Furthermore, many grades feature additional materials. For example, steels require much greater hardness, especially at high temperatures, and cubic carbides such as titanium carbide, tantalum carbide and/or niobium carbide can improve chemical stability or grain-size control to achieve that goal at the cost of reduced toughness. But for greater customization, inserts require coatings, most of which arose in the 1970s in order to further increase chemical stability and surface hardness.

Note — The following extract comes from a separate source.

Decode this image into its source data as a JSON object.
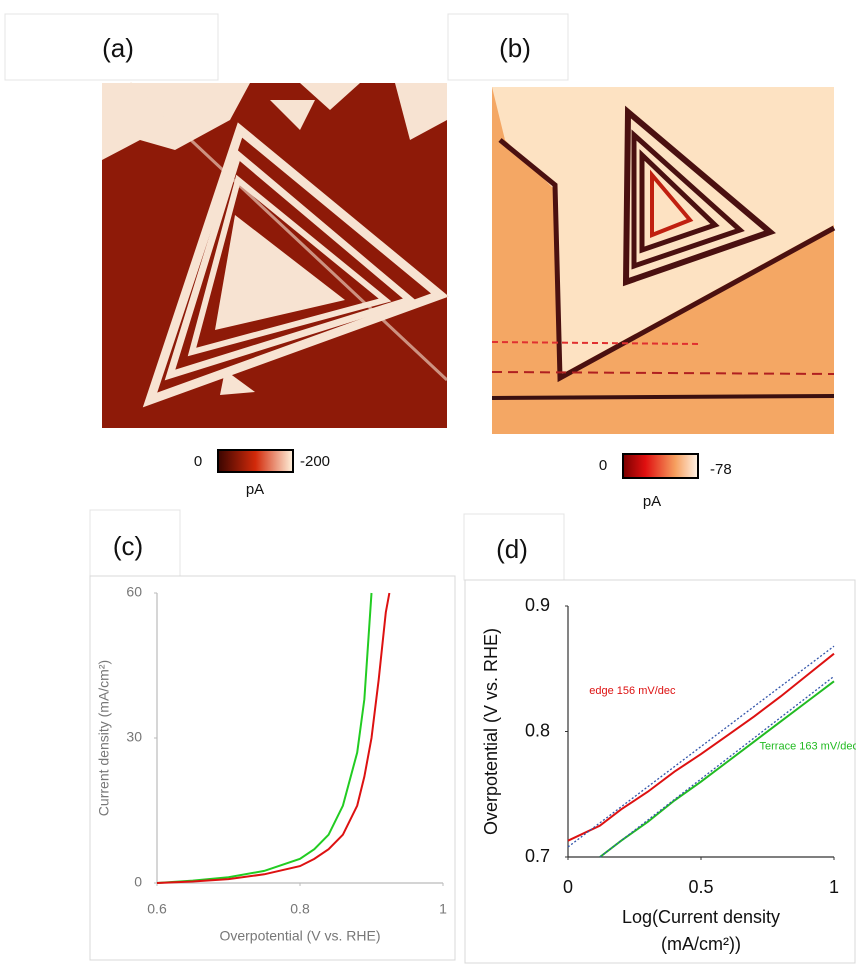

In contemporary machining of ferrous materials, uncoated inserts have become rare. Instead, manufacturers opt to use a variety of coatings to achieve greater material removal rates. For thick coatings that include aluminum oxide (Al2O3), chemical vapor deposition (CVD) creates highly wear-resistant inserts at the expense of toughness; physical vapor deposition (PVD) creates thinner coatings such as titanium aluminum nitride (TiAlN) that maintain inserts’ edge strength and smoothness at the cost of providing somewhat less protection from wear and cratering.
Some grades, such as those produced with Seco’s DURATOMIC™ coating process, have additional features that positively affect machining. DURATOMIC involves an a-based Al2O3 coating with uniquely arranged aluminum and oxygen atoms. This so-called “textured coating” produces a grade with improved mechanical properties and greater thermal and chemical inertness without a significant loss of hardness.
Other grades dispense with cemented carbide altogether. Cermet, a material with excellent build-up resistance produced by combining metals and ceramics, is ideal for creating high-quality surface finishes in stainless steels despite being somewhat less tough overall than coated carbides. Likewise, pure ceramics, polycrystalline cubic boron nitrides, polycrystalline diamond and diamond coatings have numerous advantages over typical cutting tool materials, but have alternate requirements that may interfere with upstream or downstream processes within the entire manufacturing cycle.